Q3 2019 Oil Forecasts and Top Trading Opportunities
Crude Oil Price Fundamental Forecast: Neutral
Crude oil continues to weaken in the face of ongoing global economic growth worries, a build in inventories, Saudi Arabia’s plans to impose a partial cease-fire in Yemen and rumors just crossing the wires that the US is said to be willing to remove all sanctions on Iran in exchange for talks, although so far there has been no official confirmation or denial of these rumors. While taken together these reasons make a strong case for a bearish outlook for next week, the recent price slump nudges my outlook to neutral for the week ahead.

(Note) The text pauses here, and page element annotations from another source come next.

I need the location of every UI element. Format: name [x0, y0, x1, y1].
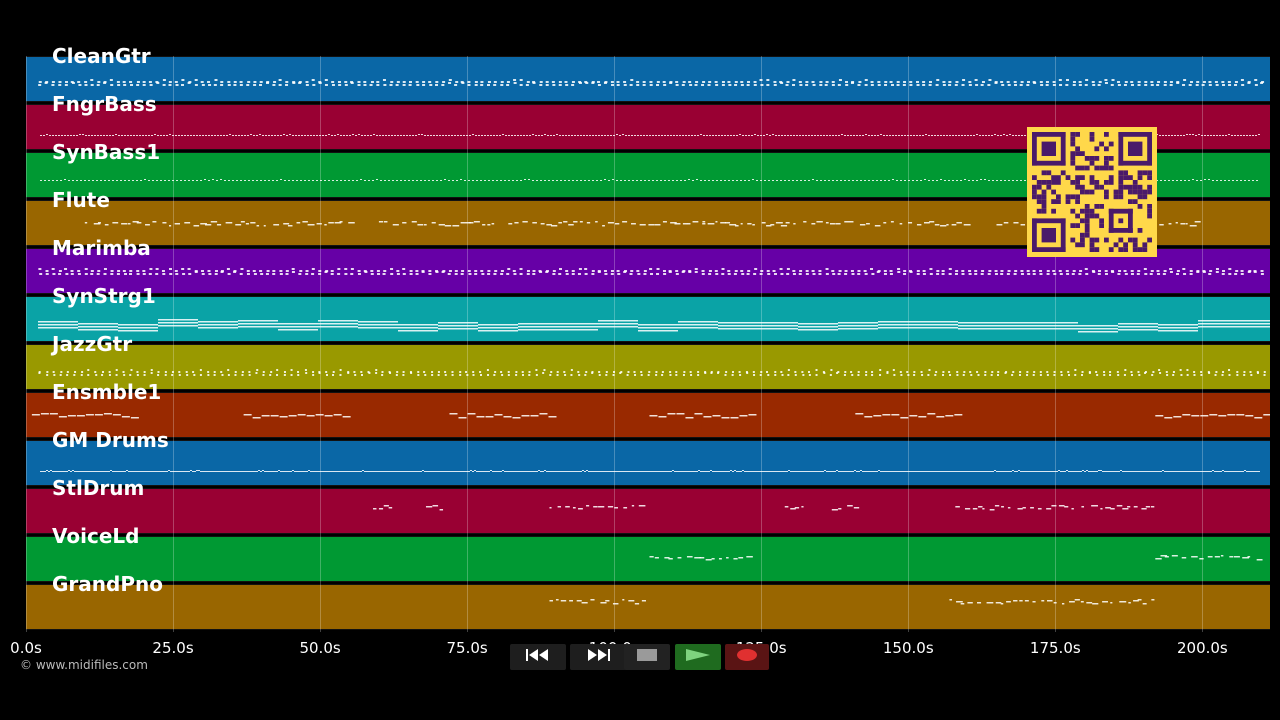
- track-notes: [373, 505, 1155, 511]
- record-icon: [736, 649, 758, 665]
- track-label: VoiceLd: [52, 524, 140, 548]
- time-tick-label: 50.0s: [299, 639, 341, 657]
- track-lane: [26, 56, 1270, 102]
- play-button[interactable]: [675, 644, 721, 670]
- track-notes: [38, 268, 1264, 275]
- record-button[interactable]: [725, 644, 769, 670]
- stop-button[interactable]: [624, 644, 670, 670]
- track-notes: [31, 413, 1270, 419]
- track-lane: [26, 440, 1270, 486]
- time-tick-label: 200.0s: [1176, 639, 1228, 657]
- time-tick-label: 175.0s: [1029, 639, 1081, 657]
- track-lane: [26, 488, 1270, 534]
- fast-forward-icon: [585, 648, 611, 666]
- track-label: SynStrg1: [52, 284, 156, 308]
- track-notes: [38, 369, 1266, 376]
- track-label: StlDrum: [52, 476, 145, 500]
- track-label: GrandPno: [52, 572, 163, 596]
- track-lane: [26, 296, 1270, 342]
- qr-code-icon: [1032, 132, 1152, 252]
- time-tick-label: 75.0s: [446, 639, 488, 657]
- track-notes: [38, 319, 1270, 333]
- track-label: GM Drums: [52, 428, 169, 452]
- fast-forward-button[interactable]: [570, 644, 626, 670]
- track-lane: [26, 344, 1270, 390]
- rewind-button[interactable]: [510, 644, 566, 670]
- track-label: CleanGtr: [52, 44, 151, 68]
- rewind-icon: [525, 648, 551, 666]
- stop-icon: [637, 649, 657, 665]
- play-icon: [685, 648, 711, 666]
- track-notes: [84, 221, 1201, 227]
- track-label: SynBass1: [52, 140, 161, 164]
- transport-controls: [510, 644, 770, 670]
- track-notes: [40, 470, 1260, 472]
- track-label: Marimba: [52, 236, 151, 260]
- time-tick-label: 0.0s: [10, 639, 42, 657]
- track-lane: [26, 584, 1270, 630]
- track-label: FngrBass: [52, 92, 157, 116]
- copyright-text: © www.midifiles.com: [20, 658, 148, 672]
- track-label: Ensmble1: [52, 380, 162, 404]
- track-label: Flute: [52, 188, 110, 212]
- qr-code[interactable]: [1027, 127, 1157, 257]
- time-tick-label: 25.0s: [152, 639, 194, 657]
- time-tick-label: 150.0s: [882, 639, 934, 657]
- track-lane: [26, 536, 1270, 582]
- track-lane: [26, 392, 1270, 438]
- track-notes: [549, 599, 1155, 605]
- track-notes: [38, 79, 1265, 86]
- track-label: JazzGtr: [52, 332, 133, 356]
- track-notes: [649, 555, 1263, 561]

Ongoing global growth concerns are one of the principal drivers of a lower oil price and in particular China. While growth has already been trimmed lower, due in part to the ongoing US-China trade dispute, Chinese industrial output for August fell to 4.4% compared to a year earlier, the slowest rate of economic expansion in over 17 years. Chinese GDP fell to 6.2% in Q2 from 6.4% in Q1 and some analysts now expect to see a further decline when Q3 data are released.
Oil inventories continue to build, with DOE US crude oil inventories building by 2412k barrels, against expectations of 276k drawdown and a prior build of 1058k.
In a surprise move early Friday, Saudi Arabia is said to have offered Yemen a partial cease-fire to help defuse political tensions in the region, according to a report in the Wall Street Journal, citing unnamed sources. In addition, Saudi Arabia is said to have, or be nearing to, restored oil production in the region after drone attacks nearly two weeks ago shut down half its oil production in the area.
Crude oil has given back most its recent sharp gains, made on the back of the Saudi drone attacks and is nearing the recent uptrend off the August 7 $50.50/bbl low. Oil will need to respect this supportive trend line if it is to push higher in the days to come.
Crude Oil Price Daily Chart (January – September 27, 2019)
The IG Client Sentiment Indicator shows retail traders are 72.0% net-long US crude oil, a bearish contrarian bias.